EISs are intended to ferret out and analyze exactly such issues, but the Corps refused to. In keeping with an what appears to be an unfortunate trend in EISs for terrible projects, the Corps responded to this set of concerns with a single vague and repeated blowoff: “The Corps does not expect the proposed channel modification … to have an impact on the global supply and demand of crude oil and refined petroleum exports, and therefore would not be expected to have an increase in oil refinery production.” Of course, the expert’s conclusion regarding an uptick in refining was not grounded in global market trends as this dismissive handwave would suggest; and the Corps utterly ignores his actual reasoning grounded in refinery capacity data.
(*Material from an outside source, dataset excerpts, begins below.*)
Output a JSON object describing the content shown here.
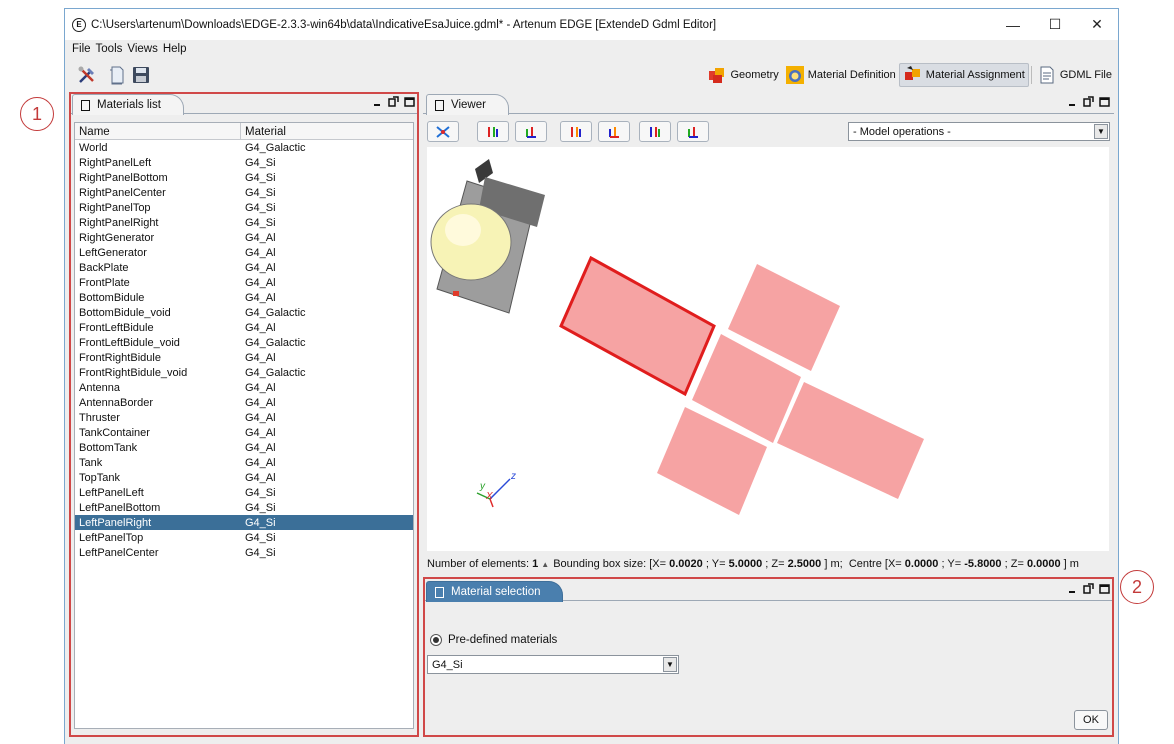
{
  "window": {
    "icon_letter": "E",
    "title": "C:\\Users\\artenum\\Downloads\\EDGE-2.3.3-win64b\\data\\IndicativeEsaJuice.gdml* - Artenum EDGE [ExtendeD Gdml Editor]",
    "controls": {
      "minimize": "—",
      "maximize": "☐",
      "close": "✕"
    }
  },
  "callouts": [
    "1",
    "2"
  ],
  "menu": [
    "File",
    "Tools",
    "Views",
    "Help"
  ],
  "toolbar": {
    "icons": [
      "tools-icon",
      "open-document-icon",
      "save-disk-icon"
    ]
  },
  "perspectives": [
    {
      "label": "Geometry",
      "icon": "geometry-cubes-icon",
      "active": false
    },
    {
      "label": "Material Definition",
      "icon": "material-definition-icon",
      "active": false
    },
    {
      "label": "Material Assignment",
      "icon": "material-assignment-icon",
      "active": true
    },
    {
      "label": "GDML File",
      "icon": "gdml-file-icon",
      "active": false
    }
  ],
  "materials_panel": {
    "tab": "Materials list",
    "columns": [
      "Name",
      "Material"
    ],
    "rows": [
      [
        "World",
        "G4_Galactic"
      ],
      [
        "RightPanelLeft",
        "G4_Si"
      ],
      [
        "RightPanelBottom",
        "G4_Si"
      ],
      [
        "RightPanelCenter",
        "G4_Si"
      ],
      [
        "RightPanelTop",
        "G4_Si"
      ],
      [
        "RightPanelRight",
        "G4_Si"
      ],
      [
        "RightGenerator",
        "G4_Al"
      ],
      [
        "LeftGenerator",
        "G4_Al"
      ],
      [
        "BackPlate",
        "G4_Al"
      ],
      [
        "FrontPlate",
        "G4_Al"
      ],
      [
        "BottomBidule",
        "G4_Al"
      ],
      [
        "BottomBidule_void",
        "G4_Galactic"
      ],
      [
        "FrontLeftBidule",
        "G4_Al"
      ],
      [
        "FrontLeftBidule_void",
        "G4_Galactic"
      ],
      [
        "FrontRightBidule",
        "G4_Al"
      ],
      [
        "FrontRightBidule_void",
        "G4_Galactic"
      ],
      [
        "Antenna",
        "G4_Al"
      ],
      [
        "AntennaBorder",
        "G4_Al"
      ],
      [
        "Thruster",
        "G4_Al"
      ],
      [
        "TankContainer",
        "G4_Al"
      ],
      [
        "BottomTank",
        "G4_Al"
      ],
      [
        "Tank",
        "G4_Al"
      ],
      [
        "TopTank",
        "G4_Al"
      ],
      [
        "LeftPanelLeft",
        "G4_Si"
      ],
      [
        "LeftPanelBottom",
        "G4_Si"
      ],
      [
        "LeftPanelRight",
        "G4_Si"
      ],
      [
        "LeftPanelTop",
        "G4_Si"
      ],
      [
        "LeftPanelCenter",
        "G4_Si"
      ]
    ],
    "selected_row": "LeftPanelRight"
  },
  "viewer_panel": {
    "tab": "Viewer",
    "view_buttons": [
      "reset-view-icon",
      "view-plus-x-icon",
      "view-minus-x-icon",
      "view-plus-y-icon",
      "view-minus-y-icon",
      "view-plus-z-icon",
      "view-minus-z-icon"
    ],
    "model_operations": "- Model operations -",
    "axes": {
      "x": "X",
      "y": "y",
      "z": "z"
    },
    "status": {
      "elements_label": "Number of elements:",
      "elements_value": "1",
      "elements_arrow": "▲",
      "bbox_label": "Bounding box size: [X=",
      "bbox_x": "0.0020",
      "sep_y": "; Y=",
      "bbox_y": "5.0000",
      "sep_z": "; Z=",
      "bbox_z": "2.5000",
      "bbox_unit": "] m;",
      "centre_label": "Centre [X=",
      "centre_x": "0.0000",
      "centre_y": "-5.8000",
      "centre_z": "0.0000",
      "centre_unit": "] m"
    },
    "colors": {
      "panel_fill": "#f6a3a3",
      "selected_outline": "#e01d1d",
      "tank_sphere": "#f7f3b6",
      "body_gray": "#8e8e8e"
    }
  },
  "material_selection_panel": {
    "tab": "Material selection",
    "radio_label": "Pre-defined materials",
    "selected_material": "G4_Si",
    "ok_label": "OK"
  },
  "panel_controls": {
    "minimize": "minimize-panel-icon",
    "float": "float-panel-icon",
    "maximize": "maximize-panel-icon"
  }
}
If the dredging does in fact result in an increase in refinery capacity utilization, the environmental impact would be formidable. Refineries—particularly the California refineries that process heavy crude oil—are enormous sources of both greenhouse gases and conventional pollutants that harm local communities. As I explained in a recent post, the fine particulate matter pollution they generate has been linked to increased COVID-19 risk—implicating serious environmental justice issues, since refineries are disproportionately surrounded by communities of color.

Moreover, additional large tankers coming through the Bay could increase the number of deadly collisions with large whales and other marine mammals, which already suffer significant mortality from these ship strikes as things stand now

And if that’s not enough, some of those tankers could well be carrying heavy nonfloating oil from Canada, which is notoriously difficult if not impossible to clean up when it spills. Just last year, the California legislature and Governor Newsom recognized the seriousness of the nonfloating oil spill risk by enacting AB 936, providing for heightened planning to address such spills, which have wrought ecological havoc elsewhere in the country. 

Do not be fooled by the Corps’ rather disingenuous claims that any of this is about reducing Californians’ gas prices. Aside the fact that crude oil transportation is a tiny fraction of gas prices (too small to merit its own mention in most price breakdowns), and that oil prices are set on a world market, the debottlenecked capacity would be used substantially for producing refined products for export. West Coast demand for refined products has been steadily dropping since 2010, but both refinery production and exports from West Coast refineries have been increasing since then; and Bay Area refineries are now net exporters of gasoline and diesel fuels. None of this is really about California consumers. It’s about, as our friends at Communities for a Better Environment have memorably put it, making California the gas station of the Pacific Rim

Struggling Californians need all kinds of support right now to get through our troubled times. Of all the ways our tax dollars could be spent to help us, bailing out a dying industry so it can further pollute our communities in order to manufacture exports that drive climate change really ought to be low on the list.